Wie mein erster Wiedereingliederungsversuch gelaufen ist, berichtet dieser Eintrag. Immerhin habe ich einiges daraus gelernt – auch dank Martina Hagspiel.
To-do:
- Neue, flexiblere Wiedereingliederungsmodelle einführen. New Work, Baby!
- Mehr Rücksicht auf individuelle Lebensrealitäten nehmen.
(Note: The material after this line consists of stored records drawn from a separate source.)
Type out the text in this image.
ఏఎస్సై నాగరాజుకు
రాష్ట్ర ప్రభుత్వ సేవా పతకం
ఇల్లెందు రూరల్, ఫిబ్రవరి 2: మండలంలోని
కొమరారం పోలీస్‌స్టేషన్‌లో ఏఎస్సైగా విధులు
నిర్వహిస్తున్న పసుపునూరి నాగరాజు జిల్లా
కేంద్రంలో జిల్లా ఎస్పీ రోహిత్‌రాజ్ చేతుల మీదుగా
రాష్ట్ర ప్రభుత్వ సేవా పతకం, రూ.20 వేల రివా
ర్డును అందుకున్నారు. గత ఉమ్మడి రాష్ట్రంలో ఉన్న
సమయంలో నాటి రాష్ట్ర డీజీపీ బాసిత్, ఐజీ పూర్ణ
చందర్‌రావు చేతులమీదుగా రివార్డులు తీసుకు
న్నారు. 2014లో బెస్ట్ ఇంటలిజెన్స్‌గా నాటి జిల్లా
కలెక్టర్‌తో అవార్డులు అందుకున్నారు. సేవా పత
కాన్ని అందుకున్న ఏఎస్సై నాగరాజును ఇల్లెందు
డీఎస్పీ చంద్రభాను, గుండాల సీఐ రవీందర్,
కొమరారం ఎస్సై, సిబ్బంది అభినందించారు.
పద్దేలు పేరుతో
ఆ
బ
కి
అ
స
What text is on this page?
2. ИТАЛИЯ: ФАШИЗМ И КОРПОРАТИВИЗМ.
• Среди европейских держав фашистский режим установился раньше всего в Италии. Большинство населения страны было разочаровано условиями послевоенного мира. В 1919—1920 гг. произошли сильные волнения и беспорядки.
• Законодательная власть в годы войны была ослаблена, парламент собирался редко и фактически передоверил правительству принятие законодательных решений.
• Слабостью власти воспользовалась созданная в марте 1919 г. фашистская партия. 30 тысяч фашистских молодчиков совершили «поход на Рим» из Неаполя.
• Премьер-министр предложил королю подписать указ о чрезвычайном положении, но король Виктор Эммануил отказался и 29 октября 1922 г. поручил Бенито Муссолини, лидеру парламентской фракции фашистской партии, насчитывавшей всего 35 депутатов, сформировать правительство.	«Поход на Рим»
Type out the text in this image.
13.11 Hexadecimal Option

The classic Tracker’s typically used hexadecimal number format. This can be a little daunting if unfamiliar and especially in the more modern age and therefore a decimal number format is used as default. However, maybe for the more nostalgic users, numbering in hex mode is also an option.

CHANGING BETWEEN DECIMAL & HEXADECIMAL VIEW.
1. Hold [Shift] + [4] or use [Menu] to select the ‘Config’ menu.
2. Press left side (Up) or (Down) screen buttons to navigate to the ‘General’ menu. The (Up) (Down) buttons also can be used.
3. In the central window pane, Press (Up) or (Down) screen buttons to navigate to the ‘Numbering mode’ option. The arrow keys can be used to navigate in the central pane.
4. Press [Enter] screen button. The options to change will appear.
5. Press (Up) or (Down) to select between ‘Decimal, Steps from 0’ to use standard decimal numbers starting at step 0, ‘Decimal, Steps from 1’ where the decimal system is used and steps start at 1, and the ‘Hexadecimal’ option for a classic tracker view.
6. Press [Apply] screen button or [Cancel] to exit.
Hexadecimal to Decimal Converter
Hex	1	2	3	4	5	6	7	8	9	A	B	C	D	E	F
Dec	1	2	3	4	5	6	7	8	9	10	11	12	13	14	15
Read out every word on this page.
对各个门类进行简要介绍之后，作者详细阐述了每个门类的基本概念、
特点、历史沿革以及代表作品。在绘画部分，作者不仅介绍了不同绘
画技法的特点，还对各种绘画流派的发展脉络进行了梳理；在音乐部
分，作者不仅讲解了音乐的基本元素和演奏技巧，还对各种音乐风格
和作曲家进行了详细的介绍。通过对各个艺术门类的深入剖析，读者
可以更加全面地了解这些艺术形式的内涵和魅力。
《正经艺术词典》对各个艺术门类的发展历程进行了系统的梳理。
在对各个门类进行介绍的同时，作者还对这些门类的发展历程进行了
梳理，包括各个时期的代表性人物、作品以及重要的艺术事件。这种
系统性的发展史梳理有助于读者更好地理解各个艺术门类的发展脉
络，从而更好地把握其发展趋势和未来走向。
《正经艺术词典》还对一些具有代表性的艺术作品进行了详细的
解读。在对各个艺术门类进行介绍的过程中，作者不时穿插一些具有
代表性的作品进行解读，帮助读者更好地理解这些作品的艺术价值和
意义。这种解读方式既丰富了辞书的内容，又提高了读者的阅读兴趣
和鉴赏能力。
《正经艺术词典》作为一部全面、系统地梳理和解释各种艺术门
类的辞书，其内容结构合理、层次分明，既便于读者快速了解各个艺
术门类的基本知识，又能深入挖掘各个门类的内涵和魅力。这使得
Blätter um! Oder willst du verpassen, wie ich, das Gesundheitswesen, wieder gesund werde?
Über die Serie
Stell dir vor, das Gesundheitswesen ist ein echtes Wesen. Es atmet, isst, trinkt, verdaut, fühlt. Und wenn es lange überlastet ist, funktioniert es nicht mehr wie sonst. In dieser Serie passiert genau das: Das Gesundheitswesen erleidet ein Burnout und muss eine Auszeit nehmen. „Den Auslösern auf den Grund gehen“, wie die Psychologin sagt.
In 20 Tagebucheinträgen beschäftigt es sich mit sich selbst – und deckt nach und nach Probleme, Erfolge und Möglichkeiten auf. Dazu spricht das Gesundheitswesen mit allerlei Fachleuten aus Deutschland, Österreich und der Schweiz übers Bettenfahrern, die Pflegekrise oder Themen wie Föderalismus und Digitalisierung. Am Ende entsteht ein Gesamtbild der aktuellen Herausforderungen im System.